De vuelta en el despacho del gerente, Ángel preguntó si podían proporcionarle una lista del personal técnico.

– ¿Ha dejado alguien el puesto de trabajo en los últimos meses, o tiene usted alguna sospecha, por mínima que sea, de que estén robando cera o algún otro material?

– No, nada en absoluto, inspector, y nuestro personal es muy leal y estable. Haré algunas preguntas, como quien no quiere la cosa, claro, y ya le haré saber si encuentro algo raro.

RETIRO

A las 8.30 de la noche llegaba Bernal, con paso sorprendentemente ligero, a lo alto de las escaleras de la estación de Retiro. Poco antes de salir del despacho, Lista había llamado para decir que no había encontrado nada importante en la Facultad de Medicina ni en los hospitales, salvo que la sangre que se utilizaba en estos sitios solía mezclarse con plasma para que no se coagulara, y que así llegaba a las cámaras frigoríficas. No había indicios de que se hubiera robado nada. Miranda y Navarro tampoco habían recibido información alguna de las taquilleras del Metro acerca del acceso a los trenes del cadáver y los maniquíes, aunque Elena había dado con una que al parecer había visto a un hombre fornido y con barba, con la cara medio oculta por el sombrero, transportando al primer maniquí en Cuatro Caminos. Esto había venido a ratificar que dicha estación era el punto de partida de los tres hallazgos. Ángel no había presentado todavía ningún parte, y ni el Departamento de Huellas de la Brigada de Estupefacientes ni los archivos del DNI habían podido identificar a la joven muerta. La sección de Desaparecidos había sido consultada en vano.

No se sentía desanimado Bernal, no obstante.
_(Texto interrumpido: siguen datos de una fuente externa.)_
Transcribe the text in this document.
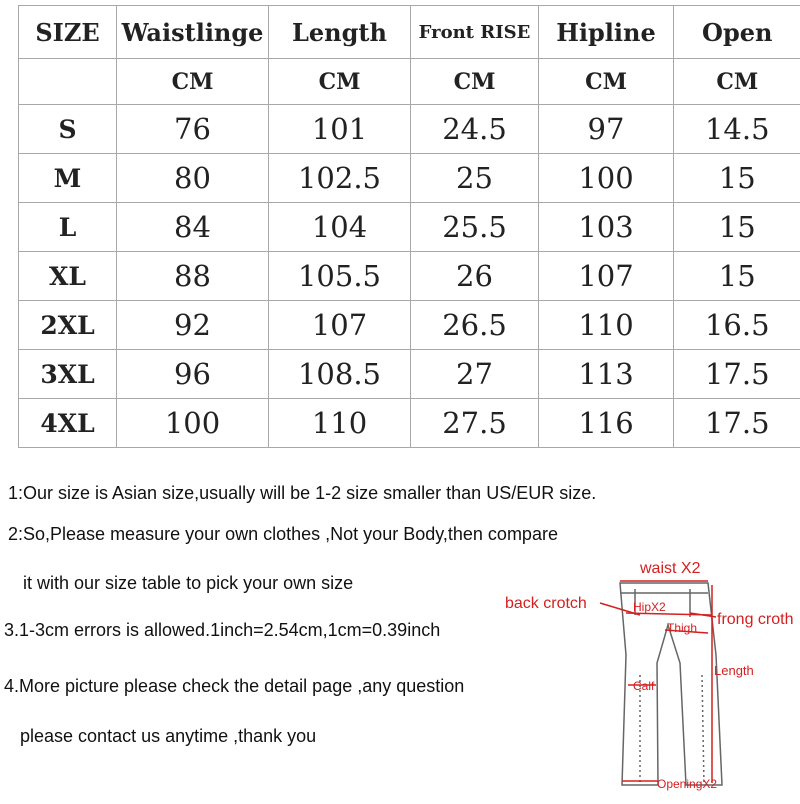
SIZE	Waistlinge	Length	Front RISE	Hipline	Open
	CM	CM	CM	CM	CM
S	76	101	24.5	97	14.5
M	80	102.5	25	100	15
L	84	104	25.5	103	15
XL	88	105.5	26	107	15
2XL	92	107	26.5	110	16.5
3XL	96	108.5	27	113	17.5
4XL	100	110	27.5	116	17.5
1:Our size is Asian size,usually will be 1-2 size smaller than US/EUR size.
2:So,Please measure your own clothes ,Not your Body,then compare
it with our size table to pick your own size
3.1-3cm errors is allowed.1inch=2.54cm,1cm=0.39inch
4.More picture please check the detail page ,any question
please contact us anytime ,thank you
waist X2
back crotch	HipX2
Thigh frong croth
Length
Calf
OpeningX2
Se trataba de esa clase de casos, muy alejada de la rutina, que siempre le había fascinado, y si llegaba a demostrarse que los dos maniquíes estaban relacionados con el asesinato, tendría asimismo su pequeño sabor a grand guignol . Normalmente se hacía una imagen mental del asesino que buscaba, componiendo aquélla poco a poco a partir de los diminutos rastros que las personas de aquel jaez solían dejar tras de sí. En el caso presente, Bernal tenía ya la imperiosa sensación de estar en contacto con una personalidad muy alterada, un hombre, sin duda, de siniestra conducta psicopatológica, pero que muy bien podía parecer normalísimo a cuantos le rodeaban.